In this blog post, we will guide you through the process of recreating the Tiny Stories (1M) model, leveraging the insightful architecture of Llama. This straightforward approach involves executing a few simple steps that will have you up and running in no time! Let’s dive in.
Prerequisites
- Python installed on your system
- Access to a machine with sufficient VRAM (preferably 40GB A100)
- Jupyter Notebook to run the
train.ipynb - Download the required datasets:
TinyStoriesV2-GPT4-train.txtandTinyStoriesV2-GPT4-valid.txt
Steps to Follow
1. Set Up the Environment
Begin by ensuring that your environment is set up correctly. Download the TinyStoriesV2-GPT4-train.txt and TinyStoriesV2-GPT4-valid.txt files, placing them in the same folder as your training notebook (train.ipynb).
2. Run the Training Notebook
Open the train.ipynb in Jupyter Notebook and run the cells in order. You’ll observe that the validation content does not need to be provided; you can use any text you like in the validation file.
3. Backup Mechanism
Utilize the backup script named do_backup to copy weights from your remote machine to your local system.
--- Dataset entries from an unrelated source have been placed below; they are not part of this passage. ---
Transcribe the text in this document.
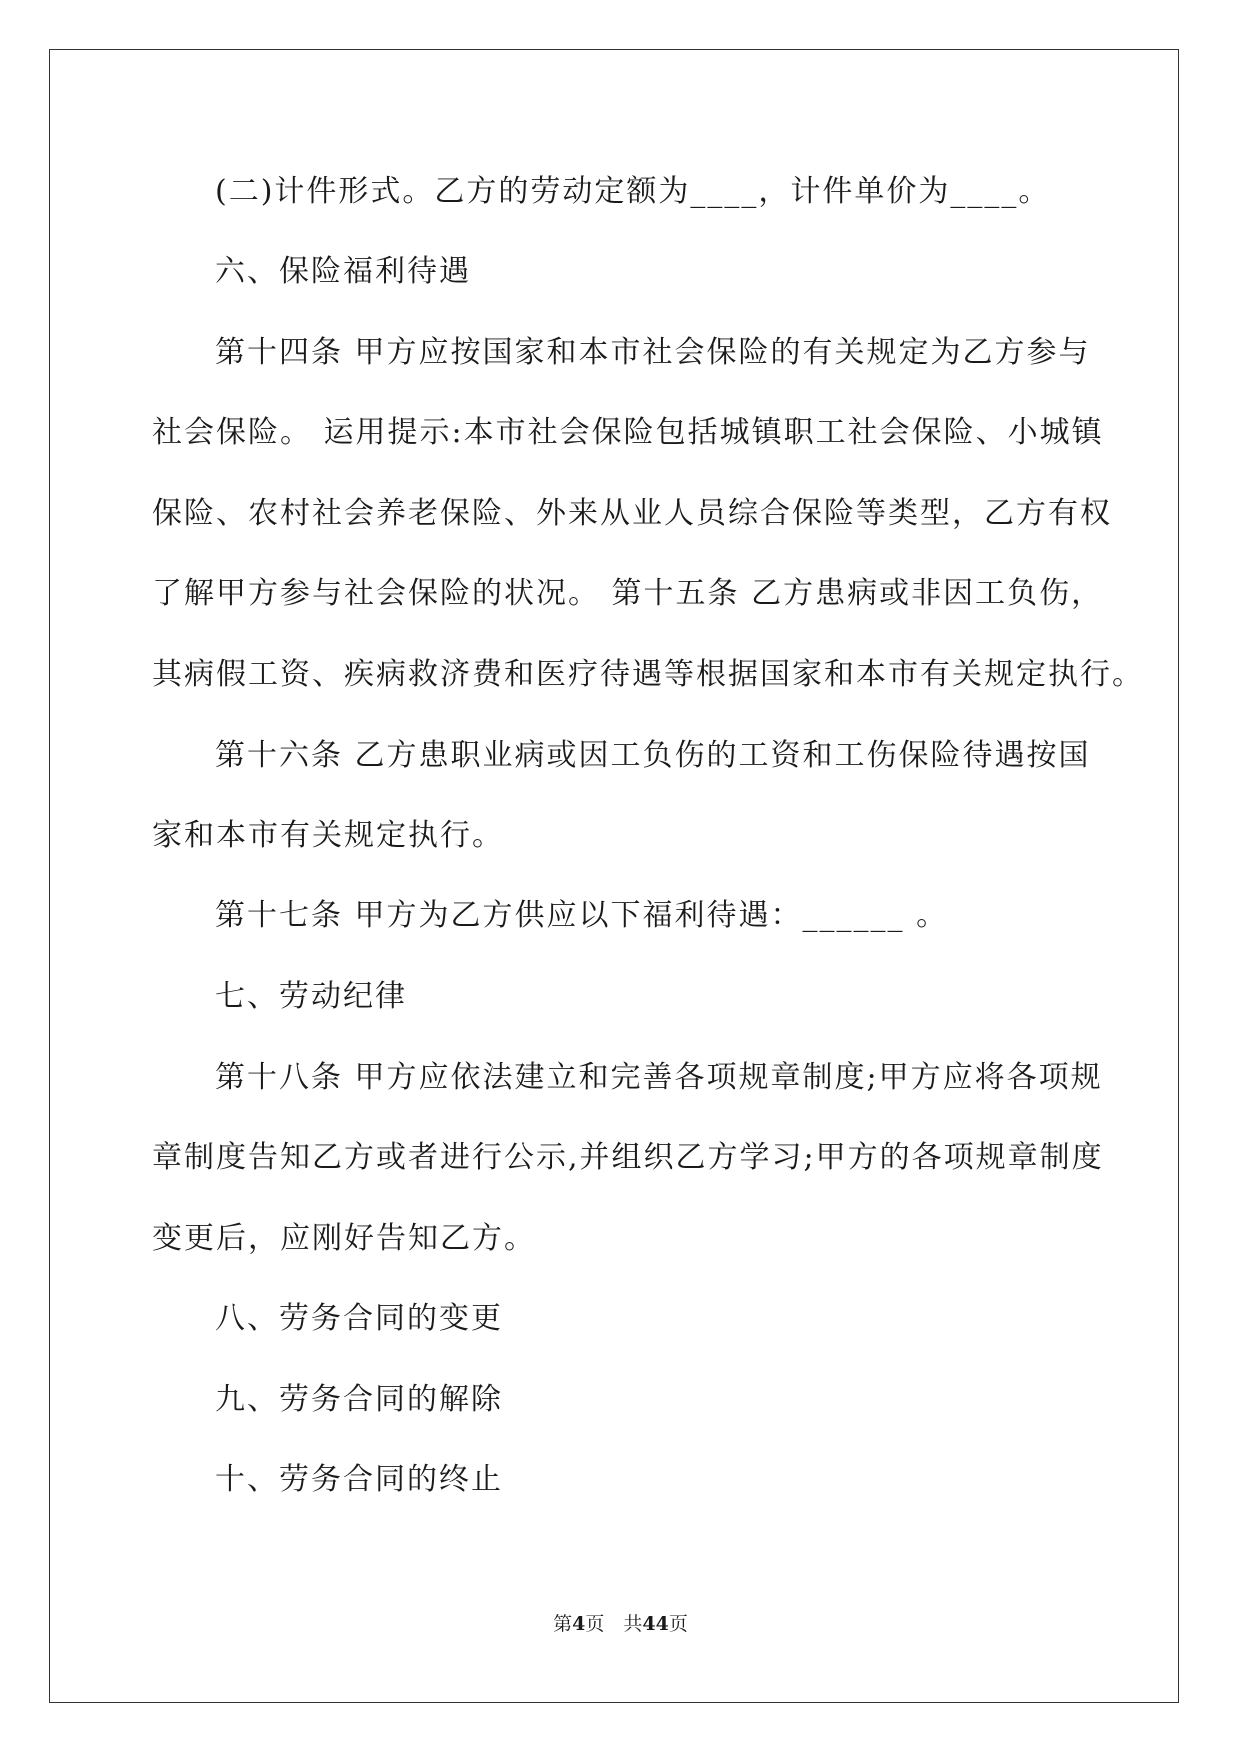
(二)计件形式。乙方的劳动定额为____，计件单价为____。
六、保险福利待遇
第十四条 甲方应按国家和本市社会保险的有关规定为乙方参与
社会保险。 运用提示:本市社会保险包括城镇职工社会保险、小城镇
保险、农村社会养老保险、外来从业人员综合保险等类型，乙方有权
了解甲方参与社会保险的状况。 第十五条 乙方患病或非因工负伤，
其病假工资、疾病救济费和医疗待遇等根据国家和本市有关规定执行。
第十六条 乙方患职业病或因工负伤的工资和工伤保险待遇按国
家和本市有关规定执行。
第十七条 甲方为乙方供应以下福利待遇：______ 。
七、劳动纪律
第十八条 甲方应依法建立和完善各项规章制度;甲方应将各项规
章制度告知乙方或者进行公示,并组织乙方学习;甲方的各项规章制度
变更后，应刚好告知乙方。
八、劳务合同的变更
九、劳务合同的解除
十、劳务合同的终止
第4页　共44页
This is crucial as the weights are generated quickly, potentially creating synchronization issues between weight generation and backup.
4. Train Your Model
The training process can take approximately 9 hours, with each epoch consuming around 3 hours. Please note that stories longer than the context size will be truncated, and no sliding window technique is currently used.
5. Validation Script Usage
Once training is complete, execute the validation script by using the following command:
python valid.py path/to/TinyStoriesV2-GPT4-valid.txt [optional-model-id-or-path]
It is worth noting that I decided against splitting the validation data into chunks, as it appeared unnecessary.
Code Analogy: A Bakery’s Production Line
Think of the process we’ve outlined as a bakery producing unique pastries (stories). The train.ipynb serves as the bakery’s production line where you place the ingredients (text files). The weights are like freshly baked pastries; if they move too quickly from the oven to the display case (too fast to back them up), they could get out of sync, causing issues.
Validation is akin to tasting each pastry to ensure they are delicious, while the dumb caching mechanism shuffles stories like a baker randomly picks pastries for different assortments without recycling too frequently. The utmost goal is to have consistently delightful pastries (model performance) that impress our customers (users).
Troubleshooting
- Issue: If the model fails to load the tokenizer correctly, ensure you have the proper dependencies installed. You can refer to the issue tracker for the Tokenizer GitHub Issue.
- Issue: If you encounter problems with training taking too long, check whether enough resources are assigned to your machine.
- Tip: Make sure to monitor the cache size, especially when the dataset is small, to prevent inefficiencies.
For more insights, updates, or to collaborate on AI development projects, stay connected with fxis.ai.
Conclusion
At fxis.ai, we believe that such advancements are crucial for the future of AI, as they enable more comprehensive and effective solutions. Our team is continually exploring new methodologies to push the envelope in artificial intelligence, ensuring that our clients benefit from the latest technological innovations.